5.5 Future Perspectives

A targeted research point of view is desirable to combat environmental stress and reuse natural resources. The impact of stress during the reproductive stages in the field are critical for rain-fed, drought-prone environments. The current omics studies dominate more with the comparative analysis of the differential expression of the stressed plant with respect to wild-type crops. However, focused strategies on proper integration and interpolation of the genomic and proteomic accessible data are emerging exponentially. Specific omics tools will play an important role to widen the window of molecular breeding, genetic-phenotypic mapping, QTLs, hybridization, single-cell genome sequencing, positional cloning, alternatives to gene silencing, transgenic approaches, etc. Future studies would be more specific on tissue, cell line, or growth stages, rather than the whole plant organ with improved dissection and isolation techniques. PTM, protein-protein interactions, protein isoforms, GWAS, and stress markers are the emerging fields of studies, revealing novel candidate genes in response to abiotic stress (Fig. 5.1). This advancement not only would open up new avenues for co-expression and network analysis but are highly recommended to produce high-yielding and stress-resilient crops.

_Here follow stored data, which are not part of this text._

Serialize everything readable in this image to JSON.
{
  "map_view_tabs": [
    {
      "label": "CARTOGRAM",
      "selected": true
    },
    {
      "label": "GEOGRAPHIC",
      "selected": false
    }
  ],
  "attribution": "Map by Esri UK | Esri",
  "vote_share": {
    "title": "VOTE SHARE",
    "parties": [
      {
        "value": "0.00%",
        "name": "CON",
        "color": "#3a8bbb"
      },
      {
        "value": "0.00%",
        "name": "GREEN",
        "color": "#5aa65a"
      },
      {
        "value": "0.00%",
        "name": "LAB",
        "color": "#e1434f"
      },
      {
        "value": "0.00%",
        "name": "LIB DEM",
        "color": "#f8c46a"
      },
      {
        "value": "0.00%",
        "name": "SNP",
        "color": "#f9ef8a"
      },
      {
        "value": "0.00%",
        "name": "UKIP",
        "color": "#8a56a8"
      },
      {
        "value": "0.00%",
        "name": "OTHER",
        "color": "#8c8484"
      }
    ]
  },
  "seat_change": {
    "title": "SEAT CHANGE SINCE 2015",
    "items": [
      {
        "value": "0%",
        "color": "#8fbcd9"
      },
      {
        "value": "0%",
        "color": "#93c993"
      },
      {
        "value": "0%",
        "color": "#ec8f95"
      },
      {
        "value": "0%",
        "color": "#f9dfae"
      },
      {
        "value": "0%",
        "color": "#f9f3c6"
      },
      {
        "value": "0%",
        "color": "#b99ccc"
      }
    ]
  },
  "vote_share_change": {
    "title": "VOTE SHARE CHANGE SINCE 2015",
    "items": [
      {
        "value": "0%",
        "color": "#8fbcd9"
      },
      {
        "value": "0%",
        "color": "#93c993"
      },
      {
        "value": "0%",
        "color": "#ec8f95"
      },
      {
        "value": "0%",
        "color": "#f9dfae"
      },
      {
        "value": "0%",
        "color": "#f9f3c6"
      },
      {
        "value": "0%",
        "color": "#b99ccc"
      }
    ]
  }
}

Omics is an essential step toward accelerating such breeding initiatives throughout the world, which may provide massive insight into stress physiology and metabolism. Identification of novel genes controlling stress tolerance can increase crop yield. It has been reported that drought and salinity hit crop productivity more severely. Hence, in-depth attention is required for the characterization of the traits, compatibility evaluation, and development of stress-resilient crops under various environmental conditions. Both environmental stress and population growth has put alarming pressure on plant breeders. It is becoming increasingly evident that crop development must rely on omics tools for gene identification and high-yielding germplasms to ensure future food security across the world.